# Not like I need to say Hello...



## Bean (Oct 18, 2007)

I think most know me by now but Hi for all who missed my, noisy entrance.

Metric 240v Ninjas!

Anyone for an interrogation?


----------



## soundlight (Oct 18, 2007)

You've hit 'em all, and we know your website. And here's a real Welcome Aboard!


----------



## Van (Oct 18, 2007)

Welcome aboard Bean! Now that's an intro post!


----------



## gafftaper (Oct 18, 2007)

Welcome to the Booth Bean... 


Imperial 120v Pirates Rule!!


----------



## Hughesie (Oct 18, 2007)

no metric 240v is better,


----------



## Van (Oct 18, 2007)

gafftaper said:


> Welcome to the Booth Bean...
> 
> 
> Imperial 120v Pirates Rule!!


 

Hughesie89 said:


> no metric 240v is better,


 

OMG here they go again !


----------



## gafftaper (Oct 18, 2007)

I didn't start it!!!


----------



## Logos (Oct 18, 2007)

I'm completely neutral on the subject of pirates and ninjas.

Does that help.

I like them both. And I have a skull and crossbones shower curtain.


----------



## Van (Oct 19, 2007)

Logos said:


> I'm completely neutral on the subject of pirates and ninjas.
> 
> Does that help.
> 
> I like them both. And I have a skull and crossbones shower curtain.


 
Oh Yeah! you got the one from Archie McPhee ?


----------



## Logos (Oct 19, 2007)

No I got the shower curtain in Aus. I got the bathmat and the rubber duckies (which my grandsons love) from Archie McPhee. (My oldest grandson is 14 and has started taking baths at my place so he can play with the rubber duckies, his mother is overjoyed he's actually washing.)


----------



## gafftaper (Oct 19, 2007)

Logos said:


> No I got the shower curtain in Aus. I got the bathmat and the rubber duckies (which my grandsons love) from Archie McPhee. (My oldest grandson is 14 and has started taking baths at my place so he can play with the rubber duckies, his mother is overjoyed he's actually washing.)



WHAT? That's so funny. That's not the typical behavior of an American 14 year old. 

P.S. I want to report that Hughesie has taken up the metric war by private messaging. Can someone on your continent please smack the boy for me!?!?!!


----------



## Logos (Oct 19, 2007)

I would do it but he's a good 10 -12 hours drive away aqnd while I have been known to drive to Melbourne to go to a party in my youth I'm a bit old now.

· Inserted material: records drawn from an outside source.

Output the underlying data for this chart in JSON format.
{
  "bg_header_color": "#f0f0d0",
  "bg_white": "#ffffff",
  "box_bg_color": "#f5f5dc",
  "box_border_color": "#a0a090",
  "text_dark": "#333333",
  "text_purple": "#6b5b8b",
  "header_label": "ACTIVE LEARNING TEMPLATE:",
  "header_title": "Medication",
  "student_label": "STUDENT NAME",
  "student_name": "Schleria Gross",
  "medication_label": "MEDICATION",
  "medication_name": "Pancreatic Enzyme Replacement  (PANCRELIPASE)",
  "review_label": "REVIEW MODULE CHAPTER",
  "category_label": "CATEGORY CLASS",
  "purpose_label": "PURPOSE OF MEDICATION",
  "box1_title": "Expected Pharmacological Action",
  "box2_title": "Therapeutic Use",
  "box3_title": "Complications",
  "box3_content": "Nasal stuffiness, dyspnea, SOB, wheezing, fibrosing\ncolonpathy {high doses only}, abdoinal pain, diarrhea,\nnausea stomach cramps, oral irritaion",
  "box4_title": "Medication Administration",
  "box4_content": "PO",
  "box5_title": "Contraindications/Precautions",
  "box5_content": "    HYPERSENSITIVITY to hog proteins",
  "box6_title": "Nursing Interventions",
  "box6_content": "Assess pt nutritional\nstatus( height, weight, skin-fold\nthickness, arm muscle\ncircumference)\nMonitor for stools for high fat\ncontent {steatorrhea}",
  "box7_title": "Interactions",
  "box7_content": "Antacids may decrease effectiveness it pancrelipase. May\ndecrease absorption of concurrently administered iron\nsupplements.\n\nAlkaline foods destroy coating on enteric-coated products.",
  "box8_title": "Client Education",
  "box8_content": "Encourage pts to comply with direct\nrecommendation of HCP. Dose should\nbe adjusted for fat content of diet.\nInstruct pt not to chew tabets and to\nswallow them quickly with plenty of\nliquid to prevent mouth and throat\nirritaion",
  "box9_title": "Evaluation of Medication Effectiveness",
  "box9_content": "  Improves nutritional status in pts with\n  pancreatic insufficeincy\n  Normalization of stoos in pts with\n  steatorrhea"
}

Yes he is behaving strangely. He doesn't come round here to have a bath but I have noticed if he stays overnight he bathes and plays with the duckies. Cool isn't it.


----------



## Hughesie (Oct 19, 2007)

Logos said:


> Yes he is behaving strangely. He doesn't come round here to have a bath but I have noticed if he stays overnight he bathes and plays with the duckies. Cool isn't it.



for a second you were talking about me, lol

and yes i have, it's easier and less invasive this way

just like the war in iraq, the imperial war won't finish by christmas

and to leave you with a fake George Bush quote

"why did you go into iraq, cus they might have wmd's"
why didn't you go into north korea, CUS THEY DO HAVE WMD'S


----------



## gafftaper (Oct 19, 2007)

Hughesie, sounds like you should head to Adelaide for a bath and to have some sense knocked into you... there's pirate duckies!!


----------



## Hughesie (Oct 19, 2007)

Nah, im right thanks
though pirate ducks sound enticing....



_Hey, you got my name right _


----------



## Logos (Oct 19, 2007)

This is getting a bit weird even by our standards. Can we leave this alone before I get arrested or something.


----------



## Hughesie (Oct 20, 2007)

yep, agreed.


----------